During his appearance on Trevor Noah’s podcast, influencer and political commentator Hasan Piker addressed one of the labels that has followed him throughout his rise in political commentary: being called the Joe Rogan of the left.
Trevor Noah set up the comparison by explaining why some people see parallels between the two personalities.
“They’re saying you are… there’s this school of thought that says you are what ironically the Democrats said they needed after Trump won,” Noah said. “The left doesn’t have a Joe Rogan. The left doesn’t have a manosphere. The left doesn’t have a space where there’s engaging hard discussion that doesn’t have a veneer of CNN on it. Doesn’t have the lobbyist stench on it. And then they said this is the person, Hasan Piker is the Joe Rogan of the left.”
Piker immediately rejected the comparison.
“I mean, I think Joe Rogan is a goon,” he said.
Noah laughed at the blunt assessment before responding, “A goon? What a funny word.”

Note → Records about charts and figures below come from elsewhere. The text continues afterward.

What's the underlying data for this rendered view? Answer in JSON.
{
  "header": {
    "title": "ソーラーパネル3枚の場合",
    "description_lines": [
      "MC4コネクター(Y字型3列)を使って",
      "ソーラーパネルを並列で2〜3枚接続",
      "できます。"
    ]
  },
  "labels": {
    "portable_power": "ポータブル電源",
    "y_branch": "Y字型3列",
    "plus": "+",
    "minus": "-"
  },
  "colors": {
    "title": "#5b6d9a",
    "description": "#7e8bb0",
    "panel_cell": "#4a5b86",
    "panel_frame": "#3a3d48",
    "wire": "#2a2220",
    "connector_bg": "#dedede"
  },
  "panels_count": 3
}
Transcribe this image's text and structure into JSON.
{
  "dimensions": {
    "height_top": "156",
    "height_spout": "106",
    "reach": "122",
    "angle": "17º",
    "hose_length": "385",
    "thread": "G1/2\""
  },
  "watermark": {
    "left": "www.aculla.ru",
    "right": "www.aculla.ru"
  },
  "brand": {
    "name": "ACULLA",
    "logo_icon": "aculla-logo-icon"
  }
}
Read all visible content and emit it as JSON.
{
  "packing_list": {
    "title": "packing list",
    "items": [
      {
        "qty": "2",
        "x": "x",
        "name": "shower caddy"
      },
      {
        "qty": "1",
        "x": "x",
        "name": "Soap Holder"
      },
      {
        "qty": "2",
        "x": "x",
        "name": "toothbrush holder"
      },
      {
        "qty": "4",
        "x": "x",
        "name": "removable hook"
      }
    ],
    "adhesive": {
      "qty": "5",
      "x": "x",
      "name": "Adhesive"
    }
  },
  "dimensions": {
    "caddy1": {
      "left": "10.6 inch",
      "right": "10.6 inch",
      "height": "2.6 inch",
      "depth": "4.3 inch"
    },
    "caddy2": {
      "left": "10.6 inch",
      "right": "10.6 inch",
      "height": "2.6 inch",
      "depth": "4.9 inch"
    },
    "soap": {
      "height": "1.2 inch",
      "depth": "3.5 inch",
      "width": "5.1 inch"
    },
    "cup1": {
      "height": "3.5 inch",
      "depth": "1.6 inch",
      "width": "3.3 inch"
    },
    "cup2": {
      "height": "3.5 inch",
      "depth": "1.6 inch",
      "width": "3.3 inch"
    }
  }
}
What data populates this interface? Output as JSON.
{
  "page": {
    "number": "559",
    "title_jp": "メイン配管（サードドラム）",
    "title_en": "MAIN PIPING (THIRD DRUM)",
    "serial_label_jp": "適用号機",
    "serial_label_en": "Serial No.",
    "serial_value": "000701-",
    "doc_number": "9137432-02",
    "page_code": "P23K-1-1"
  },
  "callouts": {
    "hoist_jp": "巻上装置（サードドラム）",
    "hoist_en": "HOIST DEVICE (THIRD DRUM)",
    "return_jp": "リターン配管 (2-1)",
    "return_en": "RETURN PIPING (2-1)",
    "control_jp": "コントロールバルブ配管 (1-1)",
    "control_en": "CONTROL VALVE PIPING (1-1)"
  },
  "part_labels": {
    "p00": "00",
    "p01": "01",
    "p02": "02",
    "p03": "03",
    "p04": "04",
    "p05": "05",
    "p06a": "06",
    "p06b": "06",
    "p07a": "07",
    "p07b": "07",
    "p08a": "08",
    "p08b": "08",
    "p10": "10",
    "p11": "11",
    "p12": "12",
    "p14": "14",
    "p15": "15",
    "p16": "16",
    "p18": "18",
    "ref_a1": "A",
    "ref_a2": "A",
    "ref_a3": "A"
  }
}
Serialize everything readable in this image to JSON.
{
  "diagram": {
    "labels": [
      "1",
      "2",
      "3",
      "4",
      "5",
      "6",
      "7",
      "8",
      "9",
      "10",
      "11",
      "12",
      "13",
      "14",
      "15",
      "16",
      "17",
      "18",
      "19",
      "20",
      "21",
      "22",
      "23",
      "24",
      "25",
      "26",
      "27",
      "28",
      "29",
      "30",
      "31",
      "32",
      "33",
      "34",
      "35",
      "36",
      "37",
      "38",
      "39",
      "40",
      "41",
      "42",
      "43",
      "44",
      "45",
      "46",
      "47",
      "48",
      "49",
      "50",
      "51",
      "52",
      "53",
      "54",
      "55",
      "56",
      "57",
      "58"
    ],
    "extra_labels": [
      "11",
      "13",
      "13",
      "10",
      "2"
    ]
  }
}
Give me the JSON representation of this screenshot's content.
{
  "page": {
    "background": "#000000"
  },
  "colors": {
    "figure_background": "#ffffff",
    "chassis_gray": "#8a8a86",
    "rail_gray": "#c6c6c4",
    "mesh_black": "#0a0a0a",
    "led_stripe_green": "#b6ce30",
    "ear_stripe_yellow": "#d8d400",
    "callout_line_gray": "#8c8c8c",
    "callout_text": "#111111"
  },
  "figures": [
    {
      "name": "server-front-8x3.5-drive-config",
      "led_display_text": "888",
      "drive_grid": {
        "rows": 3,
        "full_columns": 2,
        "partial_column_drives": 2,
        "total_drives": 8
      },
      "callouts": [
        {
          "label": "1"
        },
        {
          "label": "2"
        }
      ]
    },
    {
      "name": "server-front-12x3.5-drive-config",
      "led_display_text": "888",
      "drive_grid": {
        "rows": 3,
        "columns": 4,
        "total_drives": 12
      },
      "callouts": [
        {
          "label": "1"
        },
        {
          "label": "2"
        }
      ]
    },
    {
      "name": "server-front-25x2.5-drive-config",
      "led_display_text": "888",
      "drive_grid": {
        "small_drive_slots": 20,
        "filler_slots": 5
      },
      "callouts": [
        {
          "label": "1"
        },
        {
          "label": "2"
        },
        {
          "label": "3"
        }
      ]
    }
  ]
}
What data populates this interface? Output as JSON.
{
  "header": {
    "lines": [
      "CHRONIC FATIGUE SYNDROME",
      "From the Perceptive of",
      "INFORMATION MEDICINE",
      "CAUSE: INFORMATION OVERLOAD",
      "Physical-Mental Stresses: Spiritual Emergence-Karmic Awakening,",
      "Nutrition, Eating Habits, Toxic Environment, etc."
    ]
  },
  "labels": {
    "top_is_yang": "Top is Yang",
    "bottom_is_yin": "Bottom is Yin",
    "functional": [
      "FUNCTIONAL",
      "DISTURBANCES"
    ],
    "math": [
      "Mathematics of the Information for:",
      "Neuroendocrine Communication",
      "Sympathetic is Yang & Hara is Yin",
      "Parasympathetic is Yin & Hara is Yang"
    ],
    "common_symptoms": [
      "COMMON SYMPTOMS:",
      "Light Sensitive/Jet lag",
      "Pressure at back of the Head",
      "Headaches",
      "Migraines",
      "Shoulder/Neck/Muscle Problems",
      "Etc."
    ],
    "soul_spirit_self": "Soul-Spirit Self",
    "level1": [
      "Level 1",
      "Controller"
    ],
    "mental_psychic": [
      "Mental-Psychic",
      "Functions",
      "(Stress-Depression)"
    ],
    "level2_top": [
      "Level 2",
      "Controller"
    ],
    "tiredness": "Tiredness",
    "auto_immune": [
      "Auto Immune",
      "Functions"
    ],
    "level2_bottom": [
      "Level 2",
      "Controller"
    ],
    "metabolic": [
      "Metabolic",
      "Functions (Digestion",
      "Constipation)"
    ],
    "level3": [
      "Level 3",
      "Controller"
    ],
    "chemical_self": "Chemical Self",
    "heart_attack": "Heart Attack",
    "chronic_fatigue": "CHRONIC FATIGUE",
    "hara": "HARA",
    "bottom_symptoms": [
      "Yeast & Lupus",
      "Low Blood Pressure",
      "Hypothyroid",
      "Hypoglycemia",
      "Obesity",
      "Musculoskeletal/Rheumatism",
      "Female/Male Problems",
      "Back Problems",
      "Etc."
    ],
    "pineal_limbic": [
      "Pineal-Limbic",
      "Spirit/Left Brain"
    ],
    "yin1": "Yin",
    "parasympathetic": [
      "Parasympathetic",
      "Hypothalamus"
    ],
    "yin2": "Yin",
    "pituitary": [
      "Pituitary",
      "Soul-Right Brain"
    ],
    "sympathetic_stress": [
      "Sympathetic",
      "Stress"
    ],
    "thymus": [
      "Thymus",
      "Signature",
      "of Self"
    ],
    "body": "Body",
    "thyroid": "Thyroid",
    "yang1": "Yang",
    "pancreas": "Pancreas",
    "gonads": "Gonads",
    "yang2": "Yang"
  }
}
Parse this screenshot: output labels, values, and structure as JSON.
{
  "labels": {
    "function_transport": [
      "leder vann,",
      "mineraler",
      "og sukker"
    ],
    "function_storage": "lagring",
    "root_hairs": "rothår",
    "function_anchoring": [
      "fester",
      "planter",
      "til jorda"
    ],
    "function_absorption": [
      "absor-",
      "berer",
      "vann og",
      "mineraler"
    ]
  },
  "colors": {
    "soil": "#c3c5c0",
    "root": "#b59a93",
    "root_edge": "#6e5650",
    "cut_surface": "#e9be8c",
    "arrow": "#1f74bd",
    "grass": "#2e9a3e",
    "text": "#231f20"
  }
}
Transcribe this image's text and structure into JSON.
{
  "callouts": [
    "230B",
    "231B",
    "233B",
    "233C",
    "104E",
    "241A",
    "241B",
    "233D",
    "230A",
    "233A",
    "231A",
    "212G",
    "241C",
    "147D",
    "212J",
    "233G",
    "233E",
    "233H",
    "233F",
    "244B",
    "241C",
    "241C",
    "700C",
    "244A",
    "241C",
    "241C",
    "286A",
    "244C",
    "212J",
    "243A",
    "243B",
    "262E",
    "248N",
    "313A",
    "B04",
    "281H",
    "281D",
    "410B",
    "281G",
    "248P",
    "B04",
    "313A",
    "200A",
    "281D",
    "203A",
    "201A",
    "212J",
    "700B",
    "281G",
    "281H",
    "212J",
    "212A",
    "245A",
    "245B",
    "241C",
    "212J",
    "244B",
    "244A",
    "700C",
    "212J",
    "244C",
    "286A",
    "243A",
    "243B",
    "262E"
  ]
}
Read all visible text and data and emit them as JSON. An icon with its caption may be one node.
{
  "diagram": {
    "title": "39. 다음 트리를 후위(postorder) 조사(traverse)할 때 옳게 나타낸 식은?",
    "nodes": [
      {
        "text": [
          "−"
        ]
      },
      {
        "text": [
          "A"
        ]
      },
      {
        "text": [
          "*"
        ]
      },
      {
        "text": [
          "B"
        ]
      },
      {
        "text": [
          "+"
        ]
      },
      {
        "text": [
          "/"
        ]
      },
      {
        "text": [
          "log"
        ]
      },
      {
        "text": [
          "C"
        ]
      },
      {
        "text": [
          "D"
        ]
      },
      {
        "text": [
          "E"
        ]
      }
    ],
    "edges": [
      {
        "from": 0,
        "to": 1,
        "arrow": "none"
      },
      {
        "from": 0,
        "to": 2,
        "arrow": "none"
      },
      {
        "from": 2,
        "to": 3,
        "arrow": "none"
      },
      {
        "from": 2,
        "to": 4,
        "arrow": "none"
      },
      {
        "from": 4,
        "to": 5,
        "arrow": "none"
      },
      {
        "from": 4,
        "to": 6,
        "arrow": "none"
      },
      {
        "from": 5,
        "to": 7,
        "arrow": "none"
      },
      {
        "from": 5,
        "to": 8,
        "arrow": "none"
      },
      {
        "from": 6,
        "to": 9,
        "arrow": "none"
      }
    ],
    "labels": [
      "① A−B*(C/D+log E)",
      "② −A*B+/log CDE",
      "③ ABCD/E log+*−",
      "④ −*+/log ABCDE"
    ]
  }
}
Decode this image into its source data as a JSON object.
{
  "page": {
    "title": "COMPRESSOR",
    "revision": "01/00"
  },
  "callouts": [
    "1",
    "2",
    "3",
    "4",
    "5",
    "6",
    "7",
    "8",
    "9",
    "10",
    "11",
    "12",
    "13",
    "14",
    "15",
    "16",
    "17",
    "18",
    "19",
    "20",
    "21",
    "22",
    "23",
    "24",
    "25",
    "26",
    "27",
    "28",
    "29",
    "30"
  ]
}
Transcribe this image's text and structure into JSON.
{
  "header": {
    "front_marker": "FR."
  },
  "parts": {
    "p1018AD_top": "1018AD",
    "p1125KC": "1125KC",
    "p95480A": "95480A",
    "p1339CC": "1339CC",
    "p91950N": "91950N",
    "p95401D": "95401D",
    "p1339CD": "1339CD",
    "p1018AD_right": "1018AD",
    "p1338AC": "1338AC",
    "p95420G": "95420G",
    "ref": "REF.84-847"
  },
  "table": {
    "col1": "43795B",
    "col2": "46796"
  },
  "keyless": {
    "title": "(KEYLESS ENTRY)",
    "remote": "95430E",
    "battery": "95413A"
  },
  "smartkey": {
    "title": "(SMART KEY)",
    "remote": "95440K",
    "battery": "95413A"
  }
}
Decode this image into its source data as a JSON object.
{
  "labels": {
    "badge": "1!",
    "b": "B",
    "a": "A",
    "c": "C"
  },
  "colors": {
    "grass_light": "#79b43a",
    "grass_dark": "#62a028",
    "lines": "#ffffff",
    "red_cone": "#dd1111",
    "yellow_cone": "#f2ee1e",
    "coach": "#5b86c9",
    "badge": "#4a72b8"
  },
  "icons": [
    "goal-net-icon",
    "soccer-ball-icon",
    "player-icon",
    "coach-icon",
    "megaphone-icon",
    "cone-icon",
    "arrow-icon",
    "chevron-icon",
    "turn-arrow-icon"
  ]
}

Piker replied, “He’s kind of a dumba*s.”
Piker then clarified that he fundamentally disagrees with Rogan on most major issues.
“I don’t align with Joe Rogan on virtually any issue, especially as of late,” he said.
Piker also pushed back on the idea that the Democratic Party’s struggles could be solved simply by creating a left-wing version of Rogan’s platform.
“When they were doing that, they kept coming to me and going, ‘You’re the Joe Rogan of the left. What do you think is the problem with the party?'” Piker recalled. “And I kept telling them, this is an issue that you can’t podcast your way out of.”
He argued that the Democratic Party’s issues run much deeper than media presentation alone.
“This is a problem. This is a crisis within the ranks of the Democratic Party,” Piker said. “It’s a messaging problem, but more importantly, it’s a policy problem.”
While he acknowledged that a stronger liberal media ecosystem could help combat misinformation, Piker stressed that it would not solve the party’s underlying issues.
“What needs to change is not the media ecosystem or the media environment,” he said. “What needs to change is the party.”
Piker then explained how, after repeatedly hearing the comparison, he eventually leaned into it on his own terms by supporting candidates he believed would pursue meaningful reforms.
“They said, ‘No, you’re the Joe Rogan of the left,'” Piker said. “And then I was like, ‘Okay, all right, bet. Sure.’ I’m going to now also push forward candidates that are bold, that are actually invested in making material changes that will improve people’s lives.”
According to Piker, that was the point where many people who originally made the comparison became uncomfortable.
“And then they went, ‘No, no, no. Not like that. We don’t want that actually at all,'” he said.